President Joko Widodo
The persecution of Christians in Indonesia has worsened in recent years. There were three attacks on Christians within a six-month period between 2020 and 2021, killing eight believers, while Indonesian society has taken on a more conservative Islamic character, putting added pressure on Christians.
Many converts from Islam experience pressure from their families to return to Islam, although the intensity of the pressure varies according to the place and the individual’s family. Only a few converts face physical violence for their Christian faith. There are also converts from Hinduism in Bali.
Churches that engage in evangelistic outreach are at risk of being targeted by Islamic extremist groups. There are certain hotspots, such as West Java or Aceh, where extremist groups are strong and exert a strong influence on society and politics.
In some regions, church groups face difficulties getting permission to build churches. Even if they manage to fulfill all legal requirements (including winning court cases), the local authorities still often ignore them.
Wanda comes from a Muslim background. She became a Christian through a dream and the ministry of her cousin and friend. But she encountered persecution from her family, and was forced to move out. When COVID-19 hit, she struggled to provide for herself, until Open Doors local partners stepped in to help.

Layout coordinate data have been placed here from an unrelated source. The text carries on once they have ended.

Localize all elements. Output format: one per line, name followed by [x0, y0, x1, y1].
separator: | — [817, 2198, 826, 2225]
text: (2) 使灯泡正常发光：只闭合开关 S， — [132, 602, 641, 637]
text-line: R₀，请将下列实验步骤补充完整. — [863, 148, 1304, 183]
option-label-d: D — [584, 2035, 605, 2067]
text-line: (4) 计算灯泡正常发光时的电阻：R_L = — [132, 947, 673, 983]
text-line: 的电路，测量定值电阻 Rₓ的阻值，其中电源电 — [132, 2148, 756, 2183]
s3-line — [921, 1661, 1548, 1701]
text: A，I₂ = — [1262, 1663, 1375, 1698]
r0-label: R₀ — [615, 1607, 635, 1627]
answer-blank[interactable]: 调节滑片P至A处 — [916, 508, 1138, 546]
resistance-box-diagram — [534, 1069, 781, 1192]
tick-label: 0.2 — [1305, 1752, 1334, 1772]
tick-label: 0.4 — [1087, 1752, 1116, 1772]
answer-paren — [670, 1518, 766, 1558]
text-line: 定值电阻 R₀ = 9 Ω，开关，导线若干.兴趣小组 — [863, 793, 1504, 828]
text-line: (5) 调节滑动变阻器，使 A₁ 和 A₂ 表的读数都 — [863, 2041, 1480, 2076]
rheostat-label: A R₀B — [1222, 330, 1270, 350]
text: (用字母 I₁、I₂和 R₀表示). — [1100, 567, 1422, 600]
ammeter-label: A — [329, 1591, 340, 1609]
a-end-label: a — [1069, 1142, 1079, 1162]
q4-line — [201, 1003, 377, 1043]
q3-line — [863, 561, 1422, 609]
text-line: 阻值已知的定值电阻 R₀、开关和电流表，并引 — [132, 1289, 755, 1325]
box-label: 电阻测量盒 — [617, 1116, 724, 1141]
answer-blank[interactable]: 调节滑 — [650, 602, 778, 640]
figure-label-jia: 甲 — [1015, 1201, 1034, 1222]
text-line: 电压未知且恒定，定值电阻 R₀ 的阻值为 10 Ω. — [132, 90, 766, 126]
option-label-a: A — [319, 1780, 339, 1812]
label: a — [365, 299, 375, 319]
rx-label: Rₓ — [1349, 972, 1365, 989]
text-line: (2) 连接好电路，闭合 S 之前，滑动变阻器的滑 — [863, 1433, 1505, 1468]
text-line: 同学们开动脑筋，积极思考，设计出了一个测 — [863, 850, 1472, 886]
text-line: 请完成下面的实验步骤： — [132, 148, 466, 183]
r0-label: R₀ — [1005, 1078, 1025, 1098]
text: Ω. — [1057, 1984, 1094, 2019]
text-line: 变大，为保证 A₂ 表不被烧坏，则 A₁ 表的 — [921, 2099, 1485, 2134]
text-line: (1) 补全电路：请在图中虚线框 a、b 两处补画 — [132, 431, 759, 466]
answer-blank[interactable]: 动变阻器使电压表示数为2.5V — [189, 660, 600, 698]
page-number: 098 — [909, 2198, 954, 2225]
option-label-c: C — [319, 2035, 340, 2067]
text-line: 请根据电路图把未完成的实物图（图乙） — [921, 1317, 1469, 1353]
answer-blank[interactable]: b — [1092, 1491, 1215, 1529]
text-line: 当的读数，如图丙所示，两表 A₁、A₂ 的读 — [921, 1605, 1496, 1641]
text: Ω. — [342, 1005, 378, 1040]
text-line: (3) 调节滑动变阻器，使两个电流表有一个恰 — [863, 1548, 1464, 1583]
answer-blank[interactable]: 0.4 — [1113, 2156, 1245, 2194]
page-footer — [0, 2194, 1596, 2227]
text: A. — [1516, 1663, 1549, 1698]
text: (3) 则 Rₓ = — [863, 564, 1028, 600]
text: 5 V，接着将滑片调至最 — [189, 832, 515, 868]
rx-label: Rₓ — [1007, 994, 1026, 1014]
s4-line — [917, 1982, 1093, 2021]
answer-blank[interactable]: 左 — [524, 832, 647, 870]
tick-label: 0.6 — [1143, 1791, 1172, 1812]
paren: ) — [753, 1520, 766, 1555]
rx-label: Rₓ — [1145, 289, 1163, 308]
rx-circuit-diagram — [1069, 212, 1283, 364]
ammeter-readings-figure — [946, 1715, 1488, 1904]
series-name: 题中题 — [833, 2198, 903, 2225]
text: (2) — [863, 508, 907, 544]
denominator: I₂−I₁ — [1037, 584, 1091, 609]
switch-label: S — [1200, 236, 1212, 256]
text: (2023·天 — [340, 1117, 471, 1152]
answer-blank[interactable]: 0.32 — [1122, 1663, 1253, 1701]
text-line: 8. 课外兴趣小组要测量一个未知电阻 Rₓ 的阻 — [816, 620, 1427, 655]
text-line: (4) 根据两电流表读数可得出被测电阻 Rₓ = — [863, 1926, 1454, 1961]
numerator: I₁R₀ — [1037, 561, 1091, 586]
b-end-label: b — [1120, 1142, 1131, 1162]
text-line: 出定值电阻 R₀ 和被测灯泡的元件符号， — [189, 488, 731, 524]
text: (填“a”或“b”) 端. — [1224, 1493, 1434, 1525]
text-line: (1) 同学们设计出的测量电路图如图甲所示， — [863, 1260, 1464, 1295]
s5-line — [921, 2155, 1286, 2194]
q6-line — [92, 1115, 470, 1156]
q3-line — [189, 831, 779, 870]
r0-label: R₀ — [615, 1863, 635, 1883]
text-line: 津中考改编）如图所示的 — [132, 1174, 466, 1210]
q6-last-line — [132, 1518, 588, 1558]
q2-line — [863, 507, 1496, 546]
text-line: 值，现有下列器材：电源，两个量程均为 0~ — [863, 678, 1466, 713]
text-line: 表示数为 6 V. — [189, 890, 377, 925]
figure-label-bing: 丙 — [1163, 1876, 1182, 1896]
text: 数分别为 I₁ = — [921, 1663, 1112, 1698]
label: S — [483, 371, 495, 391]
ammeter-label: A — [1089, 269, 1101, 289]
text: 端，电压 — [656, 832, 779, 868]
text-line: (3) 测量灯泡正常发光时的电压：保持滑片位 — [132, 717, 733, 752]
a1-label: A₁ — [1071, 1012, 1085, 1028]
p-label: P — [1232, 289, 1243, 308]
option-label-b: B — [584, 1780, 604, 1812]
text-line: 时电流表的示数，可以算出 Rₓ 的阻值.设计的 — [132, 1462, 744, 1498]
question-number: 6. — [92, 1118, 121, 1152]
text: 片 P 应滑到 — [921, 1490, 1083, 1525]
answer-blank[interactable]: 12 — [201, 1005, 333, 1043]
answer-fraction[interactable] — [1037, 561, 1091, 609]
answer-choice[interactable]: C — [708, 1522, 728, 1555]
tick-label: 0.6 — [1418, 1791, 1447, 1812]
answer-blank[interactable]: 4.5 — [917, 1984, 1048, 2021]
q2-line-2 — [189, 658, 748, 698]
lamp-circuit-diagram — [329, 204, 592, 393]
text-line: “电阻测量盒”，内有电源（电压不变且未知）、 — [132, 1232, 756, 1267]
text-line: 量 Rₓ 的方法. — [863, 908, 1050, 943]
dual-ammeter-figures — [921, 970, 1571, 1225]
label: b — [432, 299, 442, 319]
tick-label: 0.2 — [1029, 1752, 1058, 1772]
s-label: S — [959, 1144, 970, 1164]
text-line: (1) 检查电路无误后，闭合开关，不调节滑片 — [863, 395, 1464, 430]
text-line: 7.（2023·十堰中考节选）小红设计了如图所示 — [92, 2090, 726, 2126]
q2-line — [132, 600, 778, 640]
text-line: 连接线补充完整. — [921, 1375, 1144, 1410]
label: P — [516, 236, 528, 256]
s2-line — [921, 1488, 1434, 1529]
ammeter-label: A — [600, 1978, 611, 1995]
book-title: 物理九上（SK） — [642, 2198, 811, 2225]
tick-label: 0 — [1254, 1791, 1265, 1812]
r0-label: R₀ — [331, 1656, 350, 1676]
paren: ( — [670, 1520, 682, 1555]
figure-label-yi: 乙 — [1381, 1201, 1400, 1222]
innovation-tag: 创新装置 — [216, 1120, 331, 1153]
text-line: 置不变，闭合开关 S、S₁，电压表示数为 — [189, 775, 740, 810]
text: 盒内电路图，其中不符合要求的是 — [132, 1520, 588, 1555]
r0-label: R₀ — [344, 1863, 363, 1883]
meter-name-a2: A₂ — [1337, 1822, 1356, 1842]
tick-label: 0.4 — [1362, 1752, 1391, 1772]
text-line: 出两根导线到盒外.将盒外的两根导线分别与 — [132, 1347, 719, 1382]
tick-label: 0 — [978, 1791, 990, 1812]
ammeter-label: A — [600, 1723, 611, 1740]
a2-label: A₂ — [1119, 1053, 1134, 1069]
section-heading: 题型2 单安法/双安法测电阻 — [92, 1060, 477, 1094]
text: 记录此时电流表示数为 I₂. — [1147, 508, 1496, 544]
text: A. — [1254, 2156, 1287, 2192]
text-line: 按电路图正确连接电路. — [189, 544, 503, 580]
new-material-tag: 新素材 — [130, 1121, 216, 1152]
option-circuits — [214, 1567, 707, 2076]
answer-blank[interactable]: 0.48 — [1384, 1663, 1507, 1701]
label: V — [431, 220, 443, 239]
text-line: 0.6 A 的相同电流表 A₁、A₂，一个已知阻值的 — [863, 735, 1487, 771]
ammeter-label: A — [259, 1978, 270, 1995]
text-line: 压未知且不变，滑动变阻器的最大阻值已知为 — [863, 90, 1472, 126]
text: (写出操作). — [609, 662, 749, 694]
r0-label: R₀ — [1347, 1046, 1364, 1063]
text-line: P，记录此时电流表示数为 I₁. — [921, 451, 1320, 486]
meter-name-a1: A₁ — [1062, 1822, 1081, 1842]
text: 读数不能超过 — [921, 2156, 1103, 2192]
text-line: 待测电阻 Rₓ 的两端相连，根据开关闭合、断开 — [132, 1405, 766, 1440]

“One thing that I am so overwhelmed with is the love from my Christian friends. I feel like I have a new family, when my biological family abandoned me. I don’t feel alone in this new journey of my life.”
Sadly, the persecution of Christians in Indonesia has worsened considerably, making it one of the biggest risers on the World Watch List, jumping 19 places from last year.
While pressure has increased in the national and church spheres, the main cause of this rise is an increase in violence.
After two years without bomb attacks, suicide bombers targeted a church in Makassar in March 2021; thankfully, no one was killed. However, eight Christians were killed in two attacks in Central Sulawesi in November 2020 and May 2021. The terrorist group East Indonesia Mujahidin (MIT)—which has links to the Islamic State group—is responsible for the attacks.
The primary hotbed of persecution in Indonesia is Aceh in the northwestern tip of Sumatra, the only province that is governed by Shariah law. Churches were closed on a large scale in October 2015 and the building of new churches there is much more difficult than in other provinces. In fact, it is virtually impossible. Converts from Islam are vulnerable to severe opposition in many parts of Indonesia, but converts in Aceh probably face the greatest pressure.
Open Doors works through local church partners to support persecuted Christians in Indonesia by providing discipleship and persecution survival training, Bibles and Christian literature, socio-economic development projects, relief aid, advocacy support and opportunities for cross-church gatherings.